A month ago I though this election was done and dusted, lets just get these buggers in and hope the damage isn’t bad. Now I have no idea. With polls showing a narrowing of opinion, National pissing off it’s natural political allies (ACT) and distancing itself from the only other possibility for minority government (Maori – he lied to Sharples and that’s about the dumbest thing you could do to him), who the hell do they think are going to vote for them and support them in government. What are the chances that United Future pics up 15-50% of vote – next to nothing.

I can understand so called lolly scramble bribes, but to actively piss off the natural support base of your party is just bewildering? This isn’t going to be the boring election I thought it would.


Since this had all blown up, Key fronted up on Sunrise TV, the TV3 breakfast show to explain the policy position.

Some points:

‘National wants New Zealand to be a high growth country’, and as thus will be a place that the fund could invest with maximised returns. Excuse my champagne socialism (and a huge ounce of naivety), could someone please explain the implications of this. Sure higher growth must be a goal, but is this inflationary? Do all sectors of the economy grow, is this an export lead growth or are there several fronts.
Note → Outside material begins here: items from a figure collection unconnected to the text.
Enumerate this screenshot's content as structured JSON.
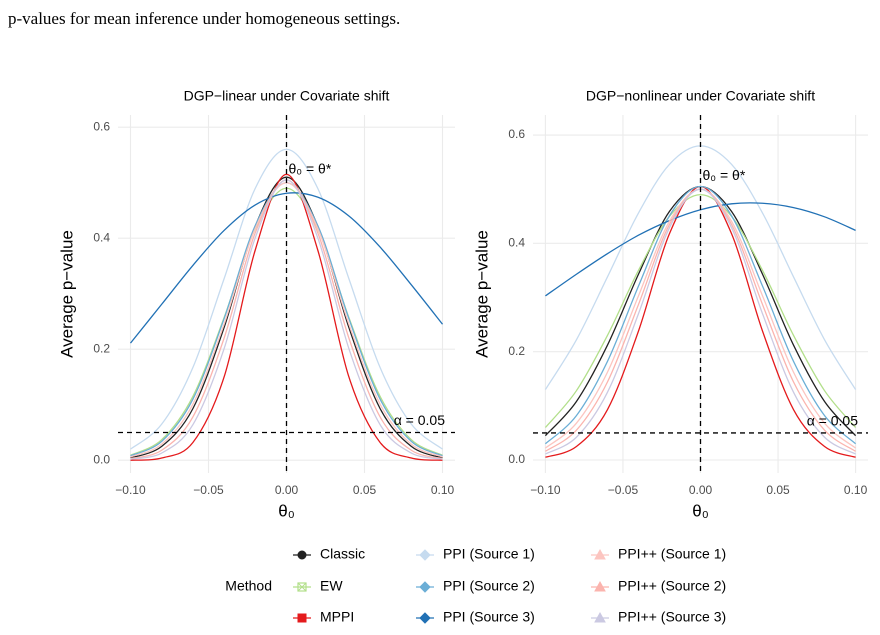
{
  "caption": "p-values for mean inference under homogeneous settings.",
  "legend": {
    "title": "Method",
    "position": "bottom"
  },
  "chart_data": [
    {
      "type": "line",
      "title": "DGP−linear under Covariate shift",
      "x_label": "θ₀",
      "y_label": "Average p−value",
      "x": [
        -0.1,
        -0.08,
        -0.06,
        -0.04,
        -0.02,
        0,
        0.02,
        0.04,
        0.06,
        0.08,
        0.1
      ],
      "xlim": [
        -0.108,
        0.108
      ],
      "ylim": [
        -0.023,
        0.622
      ],
      "xticks": [
        {
          "value": -0.1,
          "label": "−0.10"
        },
        {
          "value": -0.05,
          "label": "−0.05"
        },
        {
          "value": 0,
          "label": "0.00"
        },
        {
          "value": 0.05,
          "label": "0.05"
        },
        {
          "value": 0.1,
          "label": "0.10"
        }
      ],
      "yticks": [
        {
          "value": 0,
          "label": "0.0"
        },
        0.2,
        0.4,
        0.6
      ],
      "grid": true,
      "vline": {
        "value": 0,
        "label": "θ₀ = θ*"
      },
      "hline": {
        "value": 0.05,
        "label": "α = 0.05"
      },
      "series": [
        {
          "name": "Classic",
          "color": "#222222",
          "marker": "circle",
          "values": [
            0.004,
            0.025,
            0.093,
            0.239,
            0.422,
            0.51,
            0.422,
            0.239,
            0.093,
            0.025,
            0.004
          ]
        },
        {
          "name": "EW",
          "color": "#b2df8a",
          "marker": "square-cross",
          "values": [
            0.009,
            0.037,
            0.115,
            0.257,
            0.417,
            0.49,
            0.417,
            0.257,
            0.115,
            0.037,
            0.009
          ]
        },
        {
          "name": "MPPI",
          "color": "#e41a1c",
          "marker": "square",
          "values": [
            0,
            0.004,
            0.032,
            0.15,
            0.379,
            0.515,
            0.379,
            0.15,
            0.032,
            0.004,
            0
          ]
        },
        {
          "name": "PPI (Source 1)",
          "color": "#c6dbef",
          "marker": "diamond",
          "values": [
            0.02,
            0.065,
            0.167,
            0.327,
            0.49,
            0.56,
            0.49,
            0.327,
            0.167,
            0.065,
            0.02
          ]
        },
        {
          "name": "PPI (Source 2)",
          "color": "#6baed6",
          "marker": "diamond",
          "values": [
            0.008,
            0.034,
            0.11,
            0.255,
            0.423,
            0.5,
            0.423,
            0.255,
            0.11,
            0.034,
            0.008
          ]
        },
        {
          "name": "PPI (Source 3)",
          "color": "#2171b5",
          "marker": "diamond",
          "values": [
            0.211,
            0.281,
            0.351,
            0.414,
            0.46,
            0.481,
            0.474,
            0.44,
            0.384,
            0.316,
            0.245
          ]
        },
        {
          "name": "PPI++ (Source 1)",
          "color": "#fcc5c0",
          "marker": "triangle",
          "values": [
            0.006,
            0.029,
            0.101,
            0.245,
            0.418,
            0.5,
            0.418,
            0.245,
            0.101,
            0.029,
            0.006
          ]
        },
        {
          "name": "PPI++ (Source 2)",
          "color": "#fbb4ae",
          "marker": "triangle",
          "values": [
            0.003,
            0.018,
            0.078,
            0.22,
            0.41,
            0.505,
            0.41,
            0.22,
            0.078,
            0.018,
            0.003
          ]
        },
        {
          "name": "PPI++ (Source 3)",
          "color": "#cbc9e2",
          "marker": "triangle",
          "values": [
            0.002,
            0.013,
            0.064,
            0.201,
            0.401,
            0.505,
            0.401,
            0.201,
            0.064,
            0.013,
            0.002
          ]
        }
      ]
    },
    {
      "type": "line",
      "title": "DGP−nonlinear under Covariate shift",
      "x_label": "θ₀",
      "y_label": "Average p−value",
      "x": [
        -0.1,
        -0.08,
        -0.06,
        -0.04,
        -0.02,
        0,
        0.02,
        0.04,
        0.06,
        0.08,
        0.1
      ],
      "xlim": [
        -0.108,
        0.108
      ],
      "ylim": [
        -0.024,
        0.637
      ],
      "xticks": [
        {
          "value": -0.1,
          "label": "−0.10"
        },
        {
          "value": -0.05,
          "label": "−0.05"
        },
        {
          "value": 0,
          "label": "0.00"
        },
        {
          "value": 0.05,
          "label": "0.05"
        },
        {
          "value": 0.1,
          "label": "0.10"
        }
      ],
      "yticks": [
        {
          "value": 0,
          "label": "0.0"
        },
        0.2,
        0.4,
        0.6
      ],
      "grid": true,
      "vline": {
        "value": 0,
        "label": "θ₀ = θ*"
      },
      "hline": {
        "value": 0.05,
        "label": "α = 0.05"
      },
      "series": [
        {
          "color": "#222222",
          "values": [
            0.045,
            0.108,
            0.212,
            0.343,
            0.459,
            0.505,
            0.459,
            0.343,
            0.212,
            0.108,
            0.045
          ]
        },
        {
          "color": "#b2df8a",
          "values": [
            0.06,
            0.128,
            0.23,
            0.35,
            0.45,
            0.49,
            0.45,
            0.35,
            0.23,
            0.128,
            0.06
          ]
        },
        {
          "color": "#e41a1c",
          "values": [
            0.005,
            0.025,
            0.093,
            0.238,
            0.418,
            0.505,
            0.418,
            0.238,
            0.093,
            0.025,
            0.005
          ]
        },
        {
          "color": "#c6dbef",
          "values": [
            0.13,
            0.222,
            0.338,
            0.456,
            0.546,
            0.58,
            0.546,
            0.456,
            0.338,
            0.222,
            0.13
          ]
        },
        {
          "color": "#6baed6",
          "values": [
            0.03,
            0.082,
            0.182,
            0.321,
            0.451,
            0.505,
            0.451,
            0.321,
            0.182,
            0.082,
            0.03
          ]
        },
        {
          "color": "#2171b5",
          "values": [
            0.303,
            0.343,
            0.381,
            0.415,
            0.442,
            0.462,
            0.473,
            0.474,
            0.466,
            0.449,
            0.424
          ]
        },
        {
          "color": "#fcc5c0",
          "values": [
            0.022,
            0.068,
            0.162,
            0.303,
            0.441,
            0.5,
            0.441,
            0.303,
            0.162,
            0.068,
            0.022
          ]
        },
        {
          "color": "#fbb4ae",
          "values": [
            0.016,
            0.055,
            0.144,
            0.287,
            0.435,
            0.5,
            0.435,
            0.287,
            0.144,
            0.055,
            0.016
          ]
        },
        {
          "color": "#cbc9e2",
          "values": [
            0.011,
            0.042,
            0.125,
            0.27,
            0.429,
            0.5,
            0.429,
            0.27,
            0.125,
            0.042,
            0.011
          ]
        }
      ]
    }
  ]
}
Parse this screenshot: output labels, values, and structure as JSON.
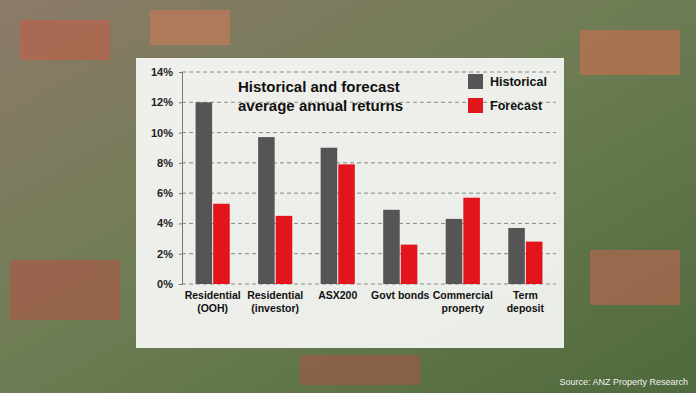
{
  "chart_data": {
    "type": "bar",
    "title": "Historical and forecast average annual returns",
    "source": "Source: ANZ Property Research",
    "categories": [
      "Residential (OOH)",
      "Residential (investor)",
      "ASX200",
      "Govt bonds",
      "Commercial property",
      "Term deposit"
    ],
    "series": [
      {
        "name": "Historical",
        "color": "#555555",
        "values": [
          12.0,
          9.7,
          9.0,
          4.9,
          4.3,
          3.7
        ]
      },
      {
        "name": "Forecast",
        "color": "#e3141b",
        "values": [
          5.3,
          4.5,
          7.9,
          2.6,
          5.7,
          2.8
        ]
      }
    ],
    "ylim": [
      0,
      14
    ],
    "yticks": [
      {
        "value": 0,
        "label": "0%"
      },
      {
        "value": 2,
        "label": "2%"
      },
      {
        "value": 4,
        "label": "4%"
      },
      {
        "value": 6,
        "label": "6%"
      },
      {
        "value": 8,
        "label": "8%"
      },
      {
        "value": 10,
        "label": "10%"
      },
      {
        "value": 12,
        "label": "12%"
      },
      {
        "value": 14,
        "label": "14%"
      }
    ],
    "grid": true,
    "legend": "top-right"
  }
}
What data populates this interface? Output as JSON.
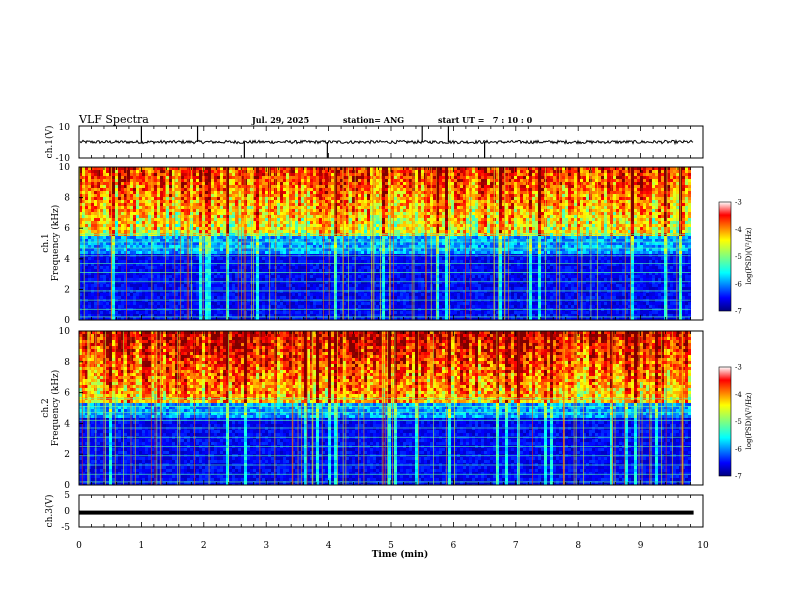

How long and fast will we need to grow to make this place an attractive prospect for the fund managers (I’m guessing it’s a lot longer than 3 years that this political hot potato has now become). What are we going to export that we aren’t already exporting to facilitate this growth. We are a bloody good primary producer, but we are sod all able to call on extraction industries which are even higher yielding. And as illustrated recently, some of our export commodities can be very exposed to overseas troubles as in the wood processing industry which has been hit on several fronts including the downturn in both the local and US building industry – you don’t just over night get another industry to fill the void.

Key’s also guessing that it’s recently lost a lot more money than the recent $800m it lost in it’s last report. But Key reckons that’s because the stock market crashes. Surely this fund isn’t massively invested in stock equities, that would make it too vunerable? The fund must have commodities, bonds (not that they are any more appealing considering most banks are government secured bonds), and other capital assets?

Is Fonterra ever likely to float – that would require massive restructuring of what is still essentially a co-op wouldn’t it?

Sorry Mr Key, but a toll road in Auckland is not going to see any significant productivity gains. Auckland needs more roads like a hole in the head, and yes that is an ideological position, but one that has been reinforced by playing on some of the worlds best public transport systems.

Full video here and hat tip to The Standard.



Filed under economics, Policy, Politics

2 responses to “It is Key’s to loose… {Updted}

  1. I think you will find that Rod Oram is a pinko commie. Everyone who doubts National’s commitments and has numbers to support his argument is a pinko commie.

  2. That’s funny.

    Infometrics is a pinko commie institution, and Bernard Hickey’s a stark raving commie.